La marque japonaise prétend faire
vivre un moment typiquement japonais à travers chacun de ses parfums. Détrompez-vous
si vous pensez que c’est cela qui m’a attiré car ce n’est point le cas. Que du
contraire, ça m’a donné envie de fuir et m’a tenu éloigné comme j’évite ces
horribles boutiques pour touristes qui propose du local made in China. Ce n’était
pas pour moi que je me suis approché, c’était pour un ami. C’est même lui qui,
déçu parce qu’il n’aimait rien a insisté pour que je prenne ses échantillons…
Sumo Wrestler sentirait l’huile
dont les lutteurs enduisent leurs chignons. Vrai ou non, je n’en ai pas la
moindre idée et je m’en fiche un peu, je n’ai pas besoin de ça pour beaucoup
aimer ce parfum au départ discrètement anisé qui révèle très vite un accord violette-héliotrope
un peu fleur d’oranger délicieusement cosmétique, entre poudré et crémeux, et
légèrement épicé.
Le fond est très intéressant :
boisé mais un peu gras, un peu cireux mais pas encaustique non plus, un peu
sale mais avec cette discrétion que j’apprécie.
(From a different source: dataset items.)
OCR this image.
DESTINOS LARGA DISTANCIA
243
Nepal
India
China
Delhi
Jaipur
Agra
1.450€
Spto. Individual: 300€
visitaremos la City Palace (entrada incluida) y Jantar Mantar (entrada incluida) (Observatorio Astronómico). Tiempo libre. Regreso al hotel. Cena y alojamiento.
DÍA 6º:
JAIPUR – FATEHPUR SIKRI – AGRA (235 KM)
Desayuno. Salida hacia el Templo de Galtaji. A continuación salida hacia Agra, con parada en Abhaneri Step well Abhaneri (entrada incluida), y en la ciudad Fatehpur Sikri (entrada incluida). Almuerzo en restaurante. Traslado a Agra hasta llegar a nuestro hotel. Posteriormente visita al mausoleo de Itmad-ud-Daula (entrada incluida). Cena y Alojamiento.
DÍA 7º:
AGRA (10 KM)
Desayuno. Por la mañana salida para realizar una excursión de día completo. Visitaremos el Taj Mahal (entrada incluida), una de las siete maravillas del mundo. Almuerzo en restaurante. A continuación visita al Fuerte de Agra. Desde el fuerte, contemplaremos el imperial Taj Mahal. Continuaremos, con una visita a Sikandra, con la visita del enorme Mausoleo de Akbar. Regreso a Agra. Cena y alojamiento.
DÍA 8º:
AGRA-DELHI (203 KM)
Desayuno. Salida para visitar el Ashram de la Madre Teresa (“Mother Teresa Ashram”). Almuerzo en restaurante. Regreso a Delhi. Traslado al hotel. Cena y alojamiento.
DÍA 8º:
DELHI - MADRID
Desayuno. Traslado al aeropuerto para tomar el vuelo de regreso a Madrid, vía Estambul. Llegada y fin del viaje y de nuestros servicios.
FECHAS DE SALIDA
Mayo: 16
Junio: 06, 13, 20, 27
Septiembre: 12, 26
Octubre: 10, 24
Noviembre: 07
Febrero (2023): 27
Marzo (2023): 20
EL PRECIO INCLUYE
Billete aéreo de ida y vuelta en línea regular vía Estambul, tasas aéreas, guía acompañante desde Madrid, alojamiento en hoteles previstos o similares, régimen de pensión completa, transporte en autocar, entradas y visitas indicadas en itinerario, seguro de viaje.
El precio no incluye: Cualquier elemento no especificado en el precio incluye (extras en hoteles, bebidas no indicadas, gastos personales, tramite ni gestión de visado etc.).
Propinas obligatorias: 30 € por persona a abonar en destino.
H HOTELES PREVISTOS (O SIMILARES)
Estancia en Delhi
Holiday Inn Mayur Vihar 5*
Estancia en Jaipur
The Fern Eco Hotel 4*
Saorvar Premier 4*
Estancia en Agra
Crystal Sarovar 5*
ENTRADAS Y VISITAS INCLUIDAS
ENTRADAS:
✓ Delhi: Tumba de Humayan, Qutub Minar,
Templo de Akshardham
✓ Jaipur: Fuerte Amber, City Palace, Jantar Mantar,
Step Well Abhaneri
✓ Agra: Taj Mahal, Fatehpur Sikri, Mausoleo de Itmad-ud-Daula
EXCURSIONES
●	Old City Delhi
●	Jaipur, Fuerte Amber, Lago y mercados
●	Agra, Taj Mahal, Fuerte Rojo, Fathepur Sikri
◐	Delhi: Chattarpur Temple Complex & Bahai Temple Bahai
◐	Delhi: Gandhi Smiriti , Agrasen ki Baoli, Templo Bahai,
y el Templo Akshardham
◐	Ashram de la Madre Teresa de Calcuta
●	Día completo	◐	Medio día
J’adore ce parfum parce qu’on
est dans une ambiance très 1900. Epoque où le japonisme était encore à la mode ;
ma foi, tout se tient ! Le résultat n’est curieusement pas hyper féminin
comme on pourrait s’y attendre car les notes de fond équilibrent l’aspect
cosmétique et font que le parfum ne tombe jamais dans une odeur de maquillage.
Comme en plus Sumo Wrestler est plutôt un parfum de peau qui n’a rien de particulièrement
exubérant ou démonstratif, il est assez facile à porter.
Il m’évoque une heure bleue de Jacques
Guerlain un peu moins alanguie, moins cocotte et plus dandy. Oserais-je dire un
peu plus ténébreuse ? Contrairement aux promesses de la marque, ce n’est
pas vraiment un parfum qui me fait voyager. Il me ramène plutôt à moi-même…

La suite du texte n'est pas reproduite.